“Yeah, I’m in here, don’t bother me, go look in the bathroom,” I hollered out to the medical examiner and all the boys, who had just then arrived. A cop was hung outside the door to keep the reporters out, and everyone got down to work. When they began to get in my way I went down to my own place to give myself a little more elbow room, taking with me an insurance policy on Mrs. Fraser’s life I’d found tucked away in the bottom bureau drawer and two hairpins, one from the carpet in the bedroom, one from the mess on the bathroom floor. The policy was for ten grand and the first premium had been paid just one week before, so it was now in full swing. I phoned the salesman who’d made it out and had a talk with him.
“Naw, he didn’t, she took it out herself,” he told me. “She said she was doing it because he wanted her to very badly, kept after her about it day and night.”
“Oh-oh,” I grunted. “Got any idea who this Mrs. Drew is?”
“Some woman friend of hers. She did that because she said she’d heard too many cases of people being killed for their insurance money, so she wasn’t taking any chances. Wouldn’t make her husband beneficiary, just in case.”
But that didn’t go over at all with me. No woman that crowds all her husband’s belongings into one little top bureau drawer and appropriates all the rest for herself is afraid of her husband doing anything like that to her. She has too much to say over him. Or if she really had been afraid, why take out a policy at all, why not just lie low and steer clear of trouble altogether?
I went in to ask Fraser a few questions, ready or not. He was sitting on the edge of the sofa in our living room, sticking his tongue in a glass of spirits of ammonia mixed with water and having St. Vitus’s dance from the waist up. Katie and the super, one on each side of him, were trying to buck him up. “Out,” I said to the two of them and jerked my thumb at the door.
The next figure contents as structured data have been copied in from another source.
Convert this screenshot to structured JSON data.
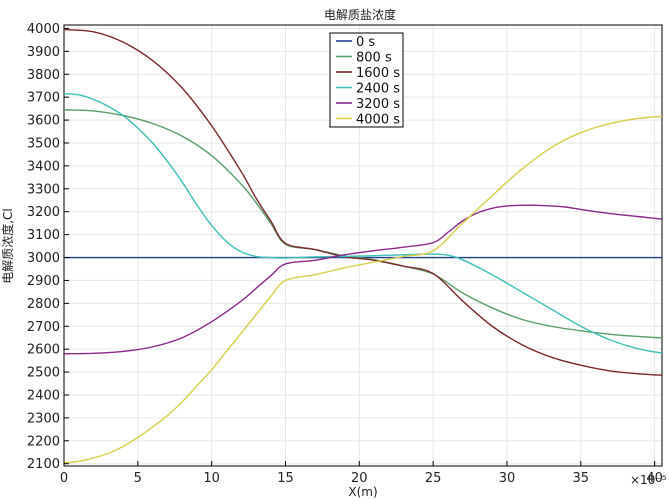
{
  "chart_data": {
    "type": "line",
    "title": "电解质盐浓度",
    "xlabel": "X(m)",
    "ylabel": "电解质浓度,Cl",
    "x_multiplier_label": "×10⁻⁵",
    "xlim": [
      0,
      40.5
    ],
    "ylim": [
      2090,
      4015
    ],
    "x_ticks": [
      0,
      5,
      10,
      15,
      20,
      25,
      30,
      35,
      40
    ],
    "x_tick_labels": [
      "0",
      "5",
      "10",
      "15",
      "20",
      "25",
      "30",
      "35",
      "40"
    ],
    "y_ticks": [
      2100,
      2200,
      2300,
      2400,
      2500,
      2600,
      2700,
      2800,
      2900,
      3000,
      3100,
      3200,
      3300,
      3400,
      3500,
      3600,
      3700,
      3800,
      3900,
      4000
    ],
    "y_tick_labels": [
      "2100",
      "2200",
      "2300",
      "2400",
      "2500",
      "2600",
      "2700",
      "2800",
      "2900",
      "3000",
      "3100",
      "3200",
      "3300",
      "3400",
      "3500",
      "3600",
      "3700",
      "3800",
      "3900",
      "4000"
    ],
    "grid": true,
    "legend_position": "top-center",
    "series": [
      {
        "name": "0 s",
        "color": "#1f3f8f",
        "x": [
          0,
          45
        ],
        "y": [
          3000,
          3000
        ]
      },
      {
        "name": "800 s",
        "color": "#5a9e68",
        "x": [
          0,
          2,
          4,
          6,
          8,
          10,
          12,
          13,
          14,
          15,
          17,
          19,
          21,
          23,
          25,
          27,
          29,
          31,
          33,
          35,
          37,
          39,
          41,
          44
        ],
        "y": [
          3645,
          3640,
          3620,
          3585,
          3530,
          3445,
          3320,
          3240,
          3150,
          3058,
          3035,
          3007,
          2990,
          2962,
          2928,
          2845,
          2780,
          2730,
          2700,
          2680,
          2665,
          2655,
          2648,
          2643
        ]
      },
      {
        "name": "1600 s",
        "color": "#7a2a2a",
        "x": [
          0,
          2,
          4,
          6,
          8,
          10,
          12,
          13,
          14,
          15,
          17,
          19,
          21,
          23,
          25,
          27,
          29,
          31,
          33,
          35,
          37,
          39,
          41,
          44
        ],
        "y": [
          3995,
          3985,
          3940,
          3860,
          3740,
          3575,
          3375,
          3260,
          3160,
          3062,
          3035,
          3003,
          2988,
          2962,
          2930,
          2810,
          2700,
          2620,
          2565,
          2530,
          2505,
          2492,
          2485,
          2478
        ]
      },
      {
        "name": "2400 s",
        "color": "#3dbfb8",
        "x": [
          0,
          1,
          2,
          3,
          4,
          5,
          6,
          7,
          8,
          9,
          10,
          11,
          12,
          13,
          14,
          15,
          17,
          19,
          21,
          23,
          25,
          26,
          27,
          29,
          31,
          33,
          35,
          37,
          39,
          41,
          44
        ],
        "y": [
          3715,
          3710,
          3690,
          3660,
          3620,
          3565,
          3500,
          3420,
          3330,
          3230,
          3140,
          3070,
          3025,
          3005,
          3000,
          2998,
          3003,
          3005,
          3008,
          3012,
          3015,
          3010,
          2990,
          2925,
          2850,
          2775,
          2700,
          2640,
          2600,
          2580,
          2572
        ]
      },
      {
        "name": "3200 s",
        "color": "#8a2a8a",
        "x": [
          0,
          2,
          4,
          6,
          8,
          10,
          12,
          13,
          14,
          15,
          17,
          19,
          21,
          23,
          25,
          26,
          27,
          28,
          29,
          30,
          31,
          32,
          33,
          34,
          35,
          37,
          39,
          41,
          44
        ],
        "y": [
          2580,
          2582,
          2590,
          2610,
          2650,
          2720,
          2810,
          2865,
          2920,
          2972,
          2988,
          3012,
          3030,
          3045,
          3065,
          3110,
          3160,
          3195,
          3215,
          3225,
          3228,
          3228,
          3225,
          3220,
          3210,
          3192,
          3178,
          3165,
          3155
        ]
      },
      {
        "name": "4000 s",
        "color": "#d9cf4a",
        "x": [
          0,
          1,
          2,
          3,
          4,
          5,
          6,
          7,
          8,
          9,
          10,
          11,
          12,
          13,
          14,
          15,
          17,
          19,
          21,
          23,
          25,
          27,
          29,
          31,
          33,
          35,
          37,
          39,
          41,
          44
        ],
        "y": [
          2105,
          2110,
          2125,
          2145,
          2175,
          2215,
          2260,
          2310,
          2370,
          2440,
          2510,
          2590,
          2670,
          2750,
          2830,
          2900,
          2925,
          2955,
          2980,
          3005,
          3030,
          3150,
          3270,
          3385,
          3480,
          3545,
          3585,
          3608,
          3617,
          3620
        ]
      }
    ]
  }
}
“Now no rough-house in here,” Katie warned me out of the comer of her mouth. “I just had this room vacuumed today.”
“How much do you make?” I asked him when they’d both gone outside. He told me. “How much insurance y’carrying?”
“Twenty-five hundred.”
“And your wife?”
“None,” he said.
I watched him hard. He wasn’t lying. His eyes went up at me when he answered instead of dropping down.
I took a turn around the room and lit a butt. “What was her maiden name?” I said.
“Taylor.”
“You got any married sisters?”
“No, just a single one.”
“She have any?”
“No.”
I went over to him and kicked his foot out of the way. “When was the last time you saw Mrs. Drew?”
“Who?” he said.
I said it over, about an inch away from his face.
He screwed his eyes up innocently. “I don’t know what you’re talking about. I don’t know any Mrs. Drew.”
I had him figured for the nervous type. Slapping around wasn’t any good. It wasn’t in my line anyway. “All right, Mac, come on in the bathroom with me.” I hauled him in by the shoulder. He let out a moan when he saw the ceiling. I made him sit on the edge of the tub, then I grabbed him by the scruff of the neck and held his head down. It was still coming through. It was mostly water but he couldn’t see that. He squirmed and tried to jerk back when the first drop landed on the back of his head. Sweat came out all, over his face like rain. “Why’d you do it?” I said.
“I didn’t, my God, I didn’t,” he choked. “Let me out of here—”
“You’re going to sit here until you tell me why you did it and who Mrs. Drew is.”
“I don’t know,” he moaned. “I never heard of her.” Another drop landed, on his pulse this time, and I thought he’d have convulsions. “Why’d you do it? Who’s Mrs. Drew?”
He could hardly talk any more. “I didn’t. I don’t know her. How can I tell you if I don’t know her?” He kept waiting for the third drop that was coming. All of a sudden his head flopped and he fainted away again.
It may have been cruel, but I don’t think so. It saved his life for him. It convinced me he hadn’t done it, and that he didn’t know who Mrs. Drew was. I got him over to a big chair and went and flagged Katie.
“Maybe you can help me. What made you say ‘that poor woman!’ when I started up the first time? How is it you didn’t say ‘that poor man!’?”
She looked indignant. “Why, he abused her! You were never home enough to hear what went on up there. They used to have terrible rows. She dropped in here only this morning and told me he’d threatened her life.”
“I didn’t know you knew her that well.”
“I didn’t,” she said. “As a matter of fact today was the first time she’d ever been in here.”
“I don’t get it,” I remarked. “Why should she come to you to spill a thing like that, if she hardly knew you at all?”